I’m no McAndrew, but I’m not an idiot. I almost had it. “A signal, sent back toward the Sun — a radio signal. That would be focused just the way that a light beam is focused. But what Paul Fogarty heard wasn’t at the solar focus.”

“No more it was. You’ve had courses in optics, Jeanie, you must have. The Sun acts like a lens, one that takes a beam of light that comes from infinity and converges it to a focus at eighty-two billion kilometers. Now suppose you have a radio signal, but instead of focusing at eighty-two billion kilometers from the Sun it focuses itself at two hundred and eighty billion kilometers. Where would the origin of the radio signal have to be, to make that happen?”

“On the other side of the Sun from where you receive it.” I tried to recall the relevant formula — and failed. I said, “How far out? It’s a standard result in geometrical optics…”

“It certainly is. If a lens converges a parallel beam of light at a distance F from the lens, then light starting at a distance S from the lens will be converged at a distance D beyond it, where the reciprocal of S plus the reciprocal of D equals the reciprocal of F.”

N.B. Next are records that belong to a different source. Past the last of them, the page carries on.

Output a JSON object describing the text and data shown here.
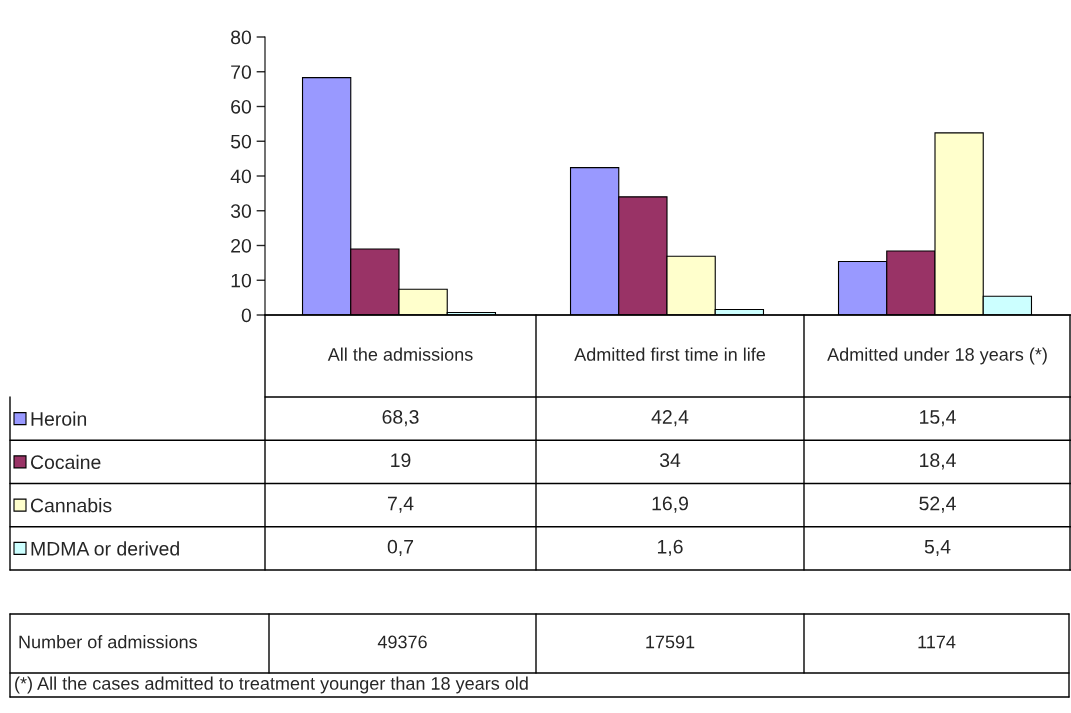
{
  "chart_data": {
    "type": "bar",
    "categories": [
      "All the admissions",
      "Admitted first time in life",
      "Admitted under 18 years (*)"
    ],
    "series": [
      {
        "name": "Heroin",
        "color": "#9999ff",
        "values": [
          68.3,
          42.4,
          15.4
        ],
        "value_labels": [
          "68,3",
          "42,4",
          "15,4"
        ]
      },
      {
        "name": "Cocaine",
        "color": "#993366",
        "values": [
          19,
          34,
          18.4
        ],
        "value_labels": [
          "19",
          "34",
          "18,4"
        ]
      },
      {
        "name": "Cannabis",
        "color": "#ffffcc",
        "values": [
          7.4,
          16.9,
          52.4
        ],
        "value_labels": [
          "7,4",
          "16,9",
          "52,4"
        ]
      },
      {
        "name": "MDMA or derived",
        "color": "#ccffff",
        "values": [
          0.7,
          1.6,
          5.4
        ],
        "value_labels": [
          "0,7",
          "1,6",
          "5,4"
        ]
      }
    ],
    "ylim": [
      0,
      80
    ],
    "yticks": [
      0,
      10,
      20,
      30,
      40,
      50,
      60,
      70,
      80
    ],
    "grid": false,
    "legend": "bottom",
    "annotations": [
      "Number of admissions",
      "49376",
      "17591",
      "1174",
      "(*) All the cases admitted to treatment younger than 18 years old"
    ]
  }
}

“Don’t gibber at me, McAndrew. I asked you a question. How far out?”

“You’re not listening, Jeanie.” The wretch went on regardless, probably imagining that he was speaking English. “Take F as eighty-two billion, and D as two hundred and eighty billion — that’s where Paul Fogarty caught the distress signal — and you find that S, the distance from Sol where the signal originated, is a hundred and seventeen billion kilometers from Sol. That’s where the distress signal came from, the other side.”

“The other side of what?” As usual, he was turning my head into a muddled mess.

“Of the Sun — the signal was generated on the opposite side of the Sun.”

“You mean Fogarty and Geoffrey Benton have been searching in the wrong place?”